The pick: This may not be the day the running game gets better like it needs to for later in the schedule. The Seahawks doesn’t need it to be, not with this Saints pass defense that Wilson is going to shred. Seahawks 31, Saints 13.
3 — Russell Wilson, QB (5-11, 215, fifth season): Playing on after three injuries in six games. Nothing gets a QB healthy like facing the Saints.

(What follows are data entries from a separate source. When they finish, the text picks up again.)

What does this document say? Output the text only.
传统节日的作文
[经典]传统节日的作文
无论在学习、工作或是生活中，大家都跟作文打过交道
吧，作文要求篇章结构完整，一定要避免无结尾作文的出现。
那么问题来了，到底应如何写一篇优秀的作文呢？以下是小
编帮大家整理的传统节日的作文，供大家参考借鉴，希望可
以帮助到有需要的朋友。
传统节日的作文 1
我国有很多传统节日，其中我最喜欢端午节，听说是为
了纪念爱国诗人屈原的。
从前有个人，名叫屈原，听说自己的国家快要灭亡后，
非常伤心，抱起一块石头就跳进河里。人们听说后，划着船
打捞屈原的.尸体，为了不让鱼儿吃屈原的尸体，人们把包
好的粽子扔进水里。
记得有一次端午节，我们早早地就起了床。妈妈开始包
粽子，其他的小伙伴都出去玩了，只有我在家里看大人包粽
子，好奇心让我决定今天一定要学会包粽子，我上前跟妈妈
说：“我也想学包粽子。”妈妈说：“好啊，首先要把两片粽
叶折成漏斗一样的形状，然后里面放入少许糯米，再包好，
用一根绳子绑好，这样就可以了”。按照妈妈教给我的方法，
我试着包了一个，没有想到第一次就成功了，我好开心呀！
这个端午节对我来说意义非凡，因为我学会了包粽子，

35 — DeShawn Shead, CB (6-2, 212, fifth season): Brees is no Ryan Fitzpatrick. He’s not going to test Richard Sherman a lot. So it’s Shead’s time. Again.
88 — Jimmy Graham, TE (6-7, 265, seventh season): 23 catches in his last 4 games is his best Seattle stretch — just in time for his big return to New Orleans.
9 — Drew Brees, QB (6-0, 205, 16th season): One of the best to ever do it. Russell Wilson calls him a good friend. He is the Saints’ best hope vs. Seattle’s defense.
29 — John Kuhn, FB (6-0, 240, 10th season): Not the typical fullback. Brees throws to him out wide and in the slot. Seattle’s Wagner is well aware.
60 — Max Unger, C (6-5, 305, eighth season): Saints coach says the man Seattle traded for Graham smartly manages protections for Brees. Sounds familiar.